The next week was a blur of medical appointments and consultation, during which we learned about the severity of this type of tumour in its location in the spinal cord. We were given the scary news about a very high risk surgery and a more high risk chance of paralysis without surgery. After one very gloomy consultation with a Neurosurgeon, we needed a reminder about a more spiritual aspect of our being, something not related to medical or scientific outlook on how the body works. So we headed to our favourite book shop and Dave randomly picked 3 books from the ‘self help’ section. Turned out 2 of these books were written by a man called Ian Gawler, who back in the 70’s was diagnosed with an incurable bone cancer, yet managed to heal himself using meditation, nutrition and a life style based approach. That night, I read his book ‘You Can Conquer Cancer’ and everything about it resonated with me –I totally agreed to his holistic integrative approach to dealing with an illness, meditation as a crucial tool in recovery, a vegan plant based diet, reducing stress in life and generally enabling the body to use its innate healing capacity to the maximum.
That night was another powerful night full of tears, fears and love. I felt this amazing connectedness to Dave. I knew he was with me the whole way through and there was a real sense of oneness in this new and difficult challenge life had ‘thrown’ at us.

The next morning I rang the Gawler Foundation and found out they run a 10 day residential retreat for people newly diagnosed with cancer and that one of these retreat had started the previous day. I really wanted to go!

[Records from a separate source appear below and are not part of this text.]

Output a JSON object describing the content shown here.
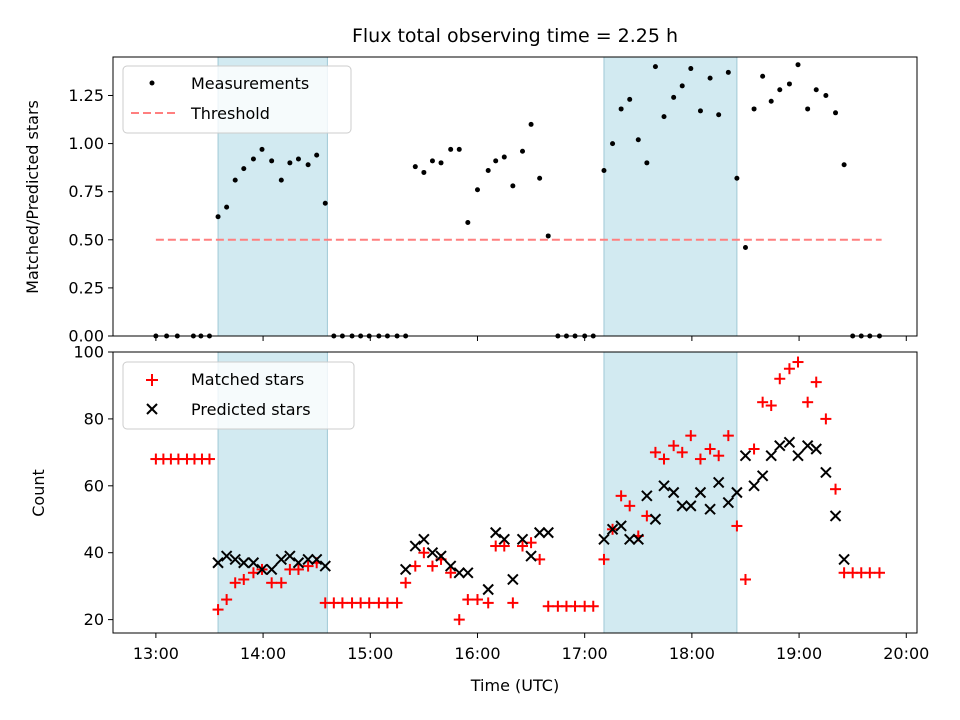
{
  "chart_data": {
    "type": "scatter",
    "title": "Flux total observing time = 2.25 h",
    "xlabel": "Time (UTC)",
    "x_ticks": [
      "13:00",
      "14:00",
      "15:00",
      "16:00",
      "17:00",
      "18:00",
      "19:00",
      "20:00"
    ],
    "xlim_hours": [
      12.6,
      20.1
    ],
    "shaded_regions_hours": [
      [
        13.58,
        14.6
      ],
      [
        17.18,
        18.42
      ]
    ],
    "colors": {
      "measurements": "#000000",
      "threshold": "#ff7f7f",
      "matched": "#ff0000",
      "predicted": "#000000",
      "shade": "#add8e6"
    },
    "top": {
      "ylabel": "Matched/Predicted stars",
      "ylim": [
        0,
        1.45
      ],
      "y_ticks": [
        "0.00",
        "0.25",
        "0.50",
        "0.75",
        "1.00",
        "1.25"
      ],
      "legend": [
        "Measurements",
        "Threshold"
      ],
      "threshold": 0.5,
      "threshold_range_hours": [
        13.0,
        19.77
      ],
      "series": [
        {
          "name": "Measurements",
          "x": [
            13.0,
            13.1,
            13.2,
            13.35,
            13.42,
            13.5,
            13.58,
            13.66,
            13.74,
            13.82,
            13.91,
            13.99,
            14.08,
            14.17,
            14.25,
            14.33,
            14.42,
            14.5,
            14.58,
            14.66,
            14.74,
            14.83,
            14.91,
            14.99,
            15.08,
            15.16,
            15.25,
            15.33,
            15.42,
            15.5,
            15.58,
            15.66,
            15.75,
            15.83,
            15.91,
            16.0,
            16.1,
            16.17,
            16.25,
            16.33,
            16.42,
            16.5,
            16.58,
            16.66,
            16.75,
            16.83,
            16.91,
            17.0,
            17.08,
            17.18,
            17.26,
            17.34,
            17.42,
            17.5,
            17.58,
            17.66,
            17.74,
            17.83,
            17.91,
            17.99,
            18.08,
            18.17,
            18.25,
            18.34,
            18.42,
            18.5,
            18.58,
            18.66,
            18.74,
            18.82,
            18.91,
            18.99,
            19.08,
            19.16,
            19.25,
            19.34,
            19.42,
            19.5,
            19.58,
            19.66,
            19.75
          ],
          "y": [
            0,
            0,
            0,
            0,
            0,
            0,
            0.62,
            0.67,
            0.81,
            0.87,
            0.92,
            0.97,
            0.91,
            0.81,
            0.9,
            0.92,
            0.89,
            0.94,
            0.69,
            0,
            0,
            0,
            0,
            0,
            0,
            0,
            0,
            0,
            0.88,
            0.85,
            0.91,
            0.9,
            0.97,
            0.97,
            0.59,
            0.76,
            0.86,
            0.91,
            0.93,
            0.78,
            0.96,
            1.1,
            0.82,
            0.52,
            0,
            0,
            0,
            0,
            0,
            0.86,
            1.0,
            1.18,
            1.23,
            1.02,
            0.9,
            1.4,
            1.14,
            1.24,
            1.3,
            1.39,
            1.17,
            1.34,
            1.15,
            1.37,
            0.82,
            0.46,
            1.18,
            1.35,
            1.22,
            1.28,
            1.31,
            1.41,
            1.18,
            1.28,
            1.25,
            1.16,
            0.89,
            0,
            0,
            0,
            0
          ]
        }
      ]
    },
    "bottom": {
      "ylabel": "Count",
      "ylim": [
        16,
        100
      ],
      "y_ticks": [
        "20",
        "40",
        "60",
        "80",
        "100"
      ],
      "legend": [
        "Matched stars",
        "Predicted stars"
      ],
      "series": [
        {
          "name": "Matched stars",
          "x": [
            13.0,
            13.07,
            13.14,
            13.21,
            13.29,
            13.36,
            13.43,
            13.5,
            13.58,
            13.66,
            13.74,
            13.82,
            13.91,
            13.99,
            14.08,
            14.17,
            14.25,
            14.33,
            14.42,
            14.5,
            14.58,
            14.66,
            14.74,
            14.83,
            14.91,
            14.99,
            15.08,
            15.16,
            15.25,
            15.33,
            15.42,
            15.5,
            15.58,
            15.66,
            15.75,
            15.83,
            15.91,
            16.0,
            16.1,
            16.17,
            16.25,
            16.33,
            16.42,
            16.5,
            16.58,
            16.66,
            16.75,
            16.83,
            16.91,
            17.0,
            17.08,
            17.18,
            17.26,
            17.34,
            17.42,
            17.5,
            17.58,
            17.66,
            17.74,
            17.83,
            17.91,
            17.99,
            18.08,
            18.17,
            18.25,
            18.34,
            18.42,
            18.5,
            18.58,
            18.66,
            18.74,
            18.82,
            18.91,
            18.99,
            19.08,
            19.16,
            19.25,
            19.34,
            19.42,
            19.5,
            19.58,
            19.66,
            19.75
          ],
          "y": [
            68,
            68,
            68,
            68,
            68,
            68,
            68,
            68,
            23,
            26,
            31,
            32,
            34,
            35,
            31,
            31,
            35,
            35,
            36,
            37,
            25,
            25,
            25,
            25,
            25,
            25,
            25,
            25,
            25,
            31,
            36,
            40,
            36,
            38,
            34,
            20,
            26,
            26,
            25,
            42,
            42,
            25,
            42,
            43,
            38,
            24,
            24,
            24,
            24,
            24,
            24,
            38,
            47,
            57,
            54,
            45,
            51,
            70,
            68,
            72,
            70,
            75,
            68,
            71,
            69,
            75,
            48,
            32,
            71,
            85,
            84,
            92,
            95,
            97,
            85,
            91,
            80,
            59,
            34,
            34,
            34,
            34,
            34
          ]
        },
        {
          "name": "Predicted stars",
          "x": [
            13.58,
            13.66,
            13.74,
            13.82,
            13.91,
            13.99,
            14.08,
            14.17,
            14.25,
            14.33,
            14.42,
            14.5,
            14.58,
            15.33,
            15.42,
            15.5,
            15.58,
            15.66,
            15.75,
            15.83,
            15.91,
            16.1,
            16.17,
            16.25,
            16.33,
            16.42,
            16.5,
            16.58,
            16.66,
            17.18,
            17.26,
            17.34,
            17.42,
            17.5,
            17.58,
            17.66,
            17.74,
            17.83,
            17.91,
            17.99,
            18.08,
            18.17,
            18.25,
            18.34,
            18.42,
            18.5,
            18.58,
            18.66,
            18.74,
            18.82,
            18.91,
            18.99,
            19.08,
            19.16,
            19.25,
            19.34,
            19.42
          ],
          "y": [
            37,
            39,
            38,
            37,
            37,
            35,
            35,
            38,
            39,
            37,
            38,
            38,
            36,
            35,
            42,
            44,
            40,
            39,
            36,
            34,
            34,
            29,
            46,
            44,
            32,
            44,
            39,
            46,
            46,
            44,
            47,
            48,
            44,
            44,
            57,
            50,
            60,
            58,
            54,
            54,
            58,
            53,
            61,
            55,
            58,
            69,
            60,
            63,
            69,
            72,
            73,
            69,
            72,
            71,
            64,
            51,
            38
          ]
        }
      ]
    }
  }
}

They were reluctant because I missed the first day and had no preparation for the retreat but after explaining my situation and my background, they agreed!
2 hours later we were at the retreat in Yarra Junction. Saying goodbye to Dave at this highly sensitive time was difficult but we both knew that this was where I needed to be and that I was in good hands.
And indeed I was! Every day was jam packed with learning this holistic approach.
 We learned about food and nutrition, the importance of juicing, mindfulness meditation, forgiveness, dealing with loss and grief and much more. It was such a safe and supportive environment to deal with this life changing situation and it was very comforting to be with people in the same boat. I shared a room with an amazing bunch of women and lifelong friendships were formed.

One thing that really stood out for me during that time after I was diagnosed was how grateful you become for every little thing in life. Almost in a surreal way. I remember walking in the forest at the retreat and really paying attention to every tree, every smell and every creature along the way. Truly stopping to smell the roses! Confronting your own mortality is a very powerful time and allowing yourself to face and accept the possibility of dying- makes you committed to life. At least in my experience.